The Toronto-based meat and bakery company is seeking operational savings as part of a seven-year restructuring plan that would improve the profits of the overall business, which is primarily focused on meat products.

Several plants have been shut down or sold, and Maple Leaf has also said it was exploring strategic alternatives for the bakery business, including a potential sale or some other transaction, which would include a majority stake in Canada Breads.


Maple Leaf recorded a loss of two cents per share from continuing operations, down from a year-earlier profit of six cents per share from continuing operations.

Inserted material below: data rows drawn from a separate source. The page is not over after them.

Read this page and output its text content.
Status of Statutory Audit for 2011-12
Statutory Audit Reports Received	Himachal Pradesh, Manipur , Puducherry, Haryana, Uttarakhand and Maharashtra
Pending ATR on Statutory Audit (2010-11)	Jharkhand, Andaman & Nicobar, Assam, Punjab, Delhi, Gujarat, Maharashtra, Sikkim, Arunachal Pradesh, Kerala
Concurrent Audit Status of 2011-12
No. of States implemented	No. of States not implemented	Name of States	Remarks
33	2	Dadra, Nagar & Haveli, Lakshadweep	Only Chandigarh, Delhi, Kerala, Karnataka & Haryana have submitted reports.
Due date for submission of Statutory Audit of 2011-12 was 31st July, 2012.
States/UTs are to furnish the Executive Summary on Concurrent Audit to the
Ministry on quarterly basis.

Revenue was down about 2.5 per cent from a year ago, falling to $1.15 billion from $1.18 billion with declines in all of its major business segments.

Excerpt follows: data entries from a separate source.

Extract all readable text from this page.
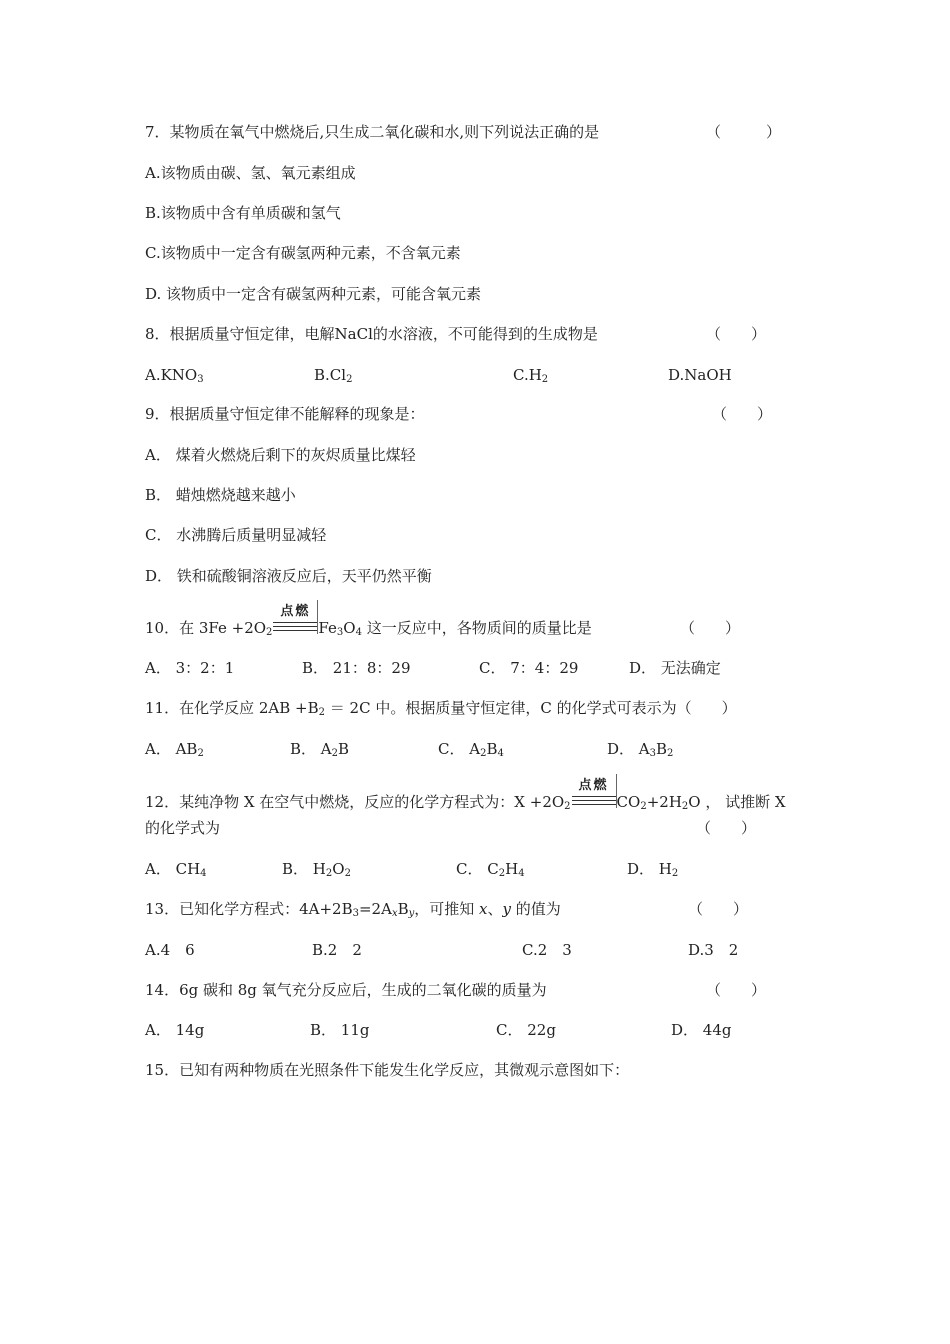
7．某物质在氧气中燃烧后,只生成二氧化碳和水,则下列说法正确的是	（　　　）
A.该物质由碳、氢、氧元素组成
B.该物质中含有单质碳和氢气
C.该物质中一定含有碳氢两种元素，不含氧元素
D. 该物质中一定含有碳氢两种元素，可能含氧元素
8．根据质量守恒定律，电解NaCl的水溶液，不可能得到的生成物是	（　　）
$A.KNO_3$	$B.Cl_2$	$C.H_2$	D.NaOH
9．根据质量守恒定律不能解释的现象是：	（　　）
A． 煤着火燃烧后剩下的灰烬质量比煤轻
B． 蜡烛燃烧越来越小
C． 水沸腾后质量明显减轻
D． 铁和硫酸铜溶液反应后，天平仍然平衡
10．在 $3Fe +2O_2$
点燃
$Fe_3O_4$ 这一反应中，各物质间的质量比是	（　　）
A． 3：2：1	B． 21：8：29	C． 7：4：29	D． 无法确定
11．在化学反应 $2AB +B_2 = 2C$ 中。根据质量守恒定律，C 的化学式可表示为（　　）
A． $AB_2$	B． $A_2B$	C． $A_2B_4$	D． $A_3B_2$
12．某纯净物 X 在空气中燃烧，反应的化学方程式为：$X +2O_2$
点燃
$CO_2+2H_2O$ ， 试推断 X
的化学式为	（　　）
A． $CH_4$	B． $H_2O_2$	C． $C_2H_4$	D． $H_2$
13．已知化学方程式：$4A+2B_3=2A_xB_y$，可推知 x、y 的值为	（　　）
A.4　6	B.2　2	C.2　3	D.3　2
14．6g 碳和 8g 氧气充分反应后，生成的二氧化碳的质量为	（　　）
A． 14g	B． 11g	C． 22g	D． 44g
15．已知有两种物质在光照条件下能发生化学反应，其微观示意图如下：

Beyond the transformation costs, Maple Leaf said earnings took a hit from higher raw material and other inflationary costs, primarily due to an increase in fresh pork prices.

“Given this environment, it is entirely fair to say that in the middle of such intensity, we are clearly not performing at the top of our game by any measure,” McCain said.

RBC Dominion Securities analyst Irene Nattel said the weak results were expected, as the manufacturing transformation threatened to eclipse underlying progress.

“Although MFI is making progress on its strategic agenda, confluence of headwinds hit Q3 results from meat products harder than anticipated,” Nattel said in a note to clients. “Bakery earnings were the star of the quarter, suggesting that CBY could attract interest from potential buyers at higher multiples,” she said.

Canada Bread reported separately that it had $24.5 million of net earnings, or 96 cents per share in the quarter, up from $23.5 million or 93 cents per share a year earlier.

Canada Bread’s revenue fell to $392.5 million from $401.5 million.

Maple Leaf’s overall third-quarter profit was down sharply, falling to $15.5 million or nine cents per share from $26 million or 16 cents per diluted share in the third quarter of 2012.

Discontinued operations kept the company from an overall loss in the three-month period that ended September 30, contributing $15.5 million of net income.